Roman J. Israel, Esq.‘ es la esperada segunda película de Dan Gilroy tras su estupenda ópera prima ‘Nightcrawler‘. Desgraciadamente, la película no cumple con las expectativas puestas sobre el director y sólo la sobresaliente actuación de Denzel Washington y algunos brillantes momentos del guion es lo único destacable de este irregular proyecto en su conjunto.

Mientras el primer filme de Gilroy fue injustamente tratado, mereció mucho más tanto en los Oscars como en los Independent Spirit Awards, ‘Roman J. Israel, Esq.’ parece estar siendo considerada como lo que es: simplemente una película entretenida con una buena actuación de la estrella en su reparto. Denzel Washington logró la nominación a mejor actor protagonista en los Oscar, algo que se merecía Jake Gyllenhaal por ‘Nightcrawler’ y no sucedió.

Denzel Washintong y Collin Farrel en Roman J. Israel, Esq.

Denzel Washintong y Collin Farrel en Roman J. Israel, Esq. Fuente: Sony Pictures

Roman J. Israel es un abogado defensor idealista y con vocación, cuya vida cambia drásticamente cuando su mentor y protector, un icono de los derechos civiles, muere. Ante el desamparo, muy a su pesar, acepta una oferta de un ambicioso abogado, interpretado por Colin Farrel, antiguo estudiante de su legendario ex jefe. Paralelamente su determinación y compromiso con la justicia y la responsabilidad social se desvanece a medida que se ve envuelto en una serie de eventos que desafían el activismo que siempre ha definido a su personaje.
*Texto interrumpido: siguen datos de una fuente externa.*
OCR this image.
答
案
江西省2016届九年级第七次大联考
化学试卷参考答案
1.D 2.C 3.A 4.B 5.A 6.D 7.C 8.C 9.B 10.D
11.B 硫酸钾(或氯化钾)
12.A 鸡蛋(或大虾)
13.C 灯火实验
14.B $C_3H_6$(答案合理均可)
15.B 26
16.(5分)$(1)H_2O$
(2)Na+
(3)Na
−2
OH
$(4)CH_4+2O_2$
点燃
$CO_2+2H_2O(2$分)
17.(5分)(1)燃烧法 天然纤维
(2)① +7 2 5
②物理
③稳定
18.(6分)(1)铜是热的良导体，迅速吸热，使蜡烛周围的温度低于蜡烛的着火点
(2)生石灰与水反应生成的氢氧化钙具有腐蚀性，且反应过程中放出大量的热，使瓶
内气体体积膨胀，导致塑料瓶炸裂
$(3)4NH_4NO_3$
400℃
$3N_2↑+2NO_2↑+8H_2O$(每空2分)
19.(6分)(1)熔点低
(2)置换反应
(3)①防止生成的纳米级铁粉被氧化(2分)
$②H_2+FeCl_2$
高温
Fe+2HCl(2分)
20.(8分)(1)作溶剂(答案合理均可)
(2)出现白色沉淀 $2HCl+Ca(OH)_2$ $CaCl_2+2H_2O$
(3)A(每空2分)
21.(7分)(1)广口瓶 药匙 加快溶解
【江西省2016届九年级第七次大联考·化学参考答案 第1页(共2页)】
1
De nuevo Dan Gilroy dibuja un personaje realmente particular a la vez que magnético y desde luego estamos ante otra magnífica interpretación de Denzel Washington. Sin embargo la actuación está más sustentada en el ‘aderezo’ que en la profundidad. La superficialidad queda representada en una personalidad cercana al trastorno del espectro autista, con algún comportamiento propio del trastorno obsesivo compulsivo, unos andares y forma de hablar característica y acompañada de una imagen personal anclada en el pasado. La película pierde la oportunidad de profundizar en las entrañas del personaje: su idealismo, la incomprensión que le rodea y la dificultad de mantener unos ideales tan a contracorriente.

Otro punto flaco de la película es la trama. El guión tiene unos giros inverosímiles con un desencadenante demasiado fácil y previsible. Los cambios por los que pasa el personaje no son creíbles y además están mal representados. Ante esto, y junto con un pseudo romance ridículo, la desconexión con el largometraje está asegurada.

El muy esperado regreso se convierte en decepción. Ojalá volvamos a ver al Dan Gilroy que te mantenía anclado a la butaca con una historia tan redonda como la de su debut cinematográfico. En definitiva,  ‘Roman J. Israel, Esq. es un desatino.